Uno de los cambios tiene que ver con lo que Sara Ahmed llama dinámicas de no performatividad, esto es, declaraciones y compromisos institucionales que pretenden dar la imagen de que se está haciendo algo cuando en la práctica no están funcionando como debieran. Por ejemplo, que se redacten protocolos y se creen unidades de igualdad, que se publicitan y visibilizan, animando a que se denuncie, y que luego las denuncias se pierdan en vericuetos burocráticos, o que el procedimiento se vuelva doloroso y peligroso para las víctimas. Todo esto genera desencanto y decepción en quienes sufren estos malestares, además las violencias institucionales, tanto contra quienes son víctimas de acoso como contra quiénes apoyan y acompañan sus demandas...

¿Cómo describirías la evolución del trabajo del Punto Violeta desde su creación hasta hoy?

Una de las evoluciones más valiosas del Punto, es cómo se ha ido creando una red de personas que podíamos llevar ya mucho tiempo en la universidad, pero que no nos conocíamos, ni trabajábamos juntas, que estamos en distintos departamento y facultades, una red para acompañar a las personas que nos lo requieren y también para acompañarnos entre nosotras, para ir cambiando nuestra experiencia de la universidad, y generando espacios y relaciones de la universidad que queremos, ocupándonos, justamente, de los malestares, decepciones, y formas de violencia, que caracterizan a la universidad que no queremos.

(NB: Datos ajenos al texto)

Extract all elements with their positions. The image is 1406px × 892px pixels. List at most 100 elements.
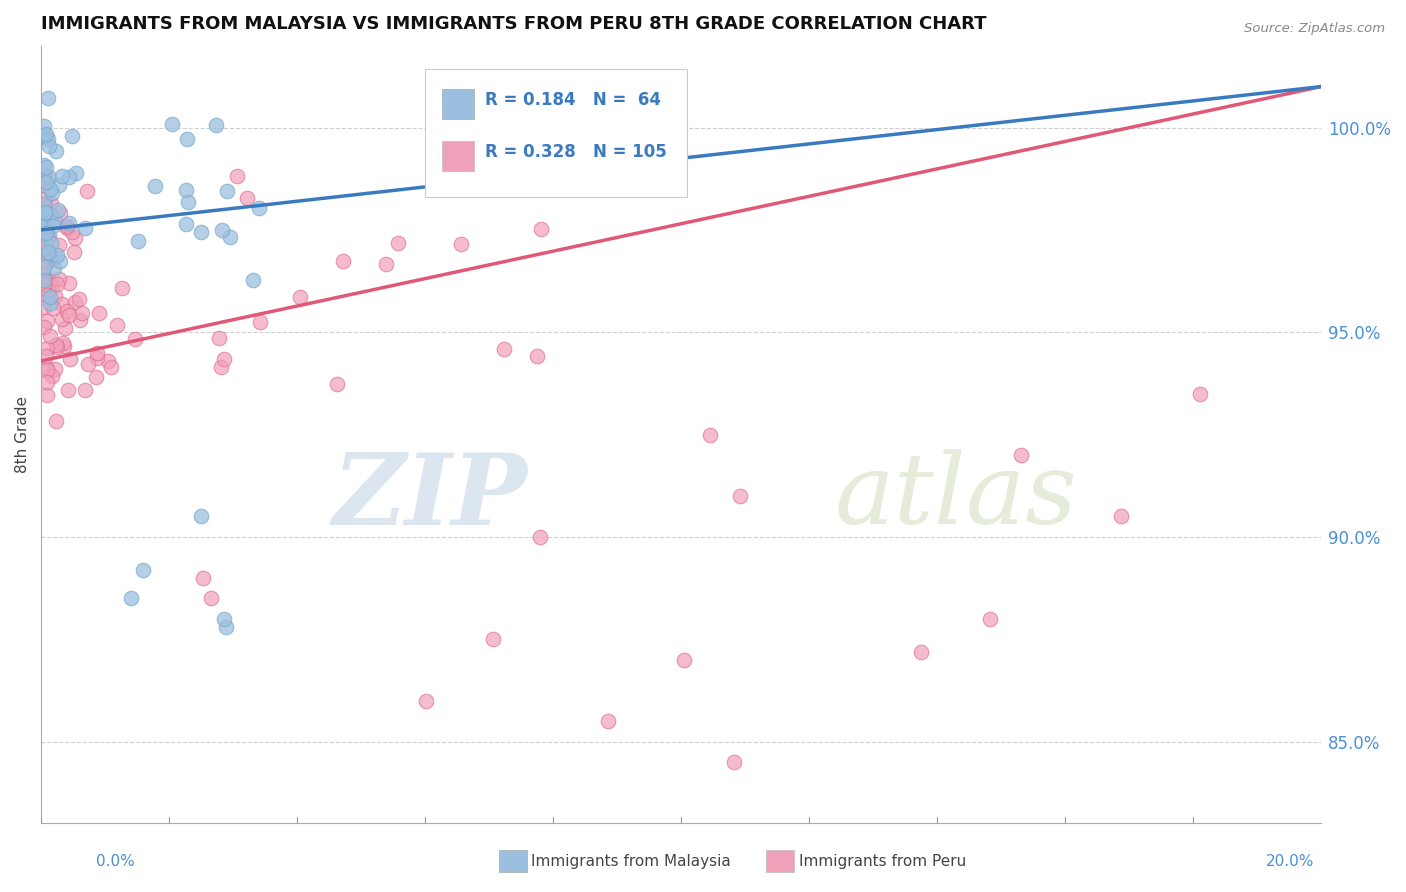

Y claro, la evolución del Punto también tiene que ver con cómo va la institución (la universidad, las facultades, etc.) abordando estas cuestiones, con el camino que van tomando las violencias institucionales, con la respuesta o su falta a las demandas del estudiantado y las trabajadoras/es, con las alianzas que se pueden tramar con quienes ocupan puestos de responsabilidad en su seno, y con la decepción, denuncia y enfado que van generando la inacción, y a veces también la obstaculización más activa, institucionales respecto de las situaciones de acoso y la impunidad de quienes lo ejercen.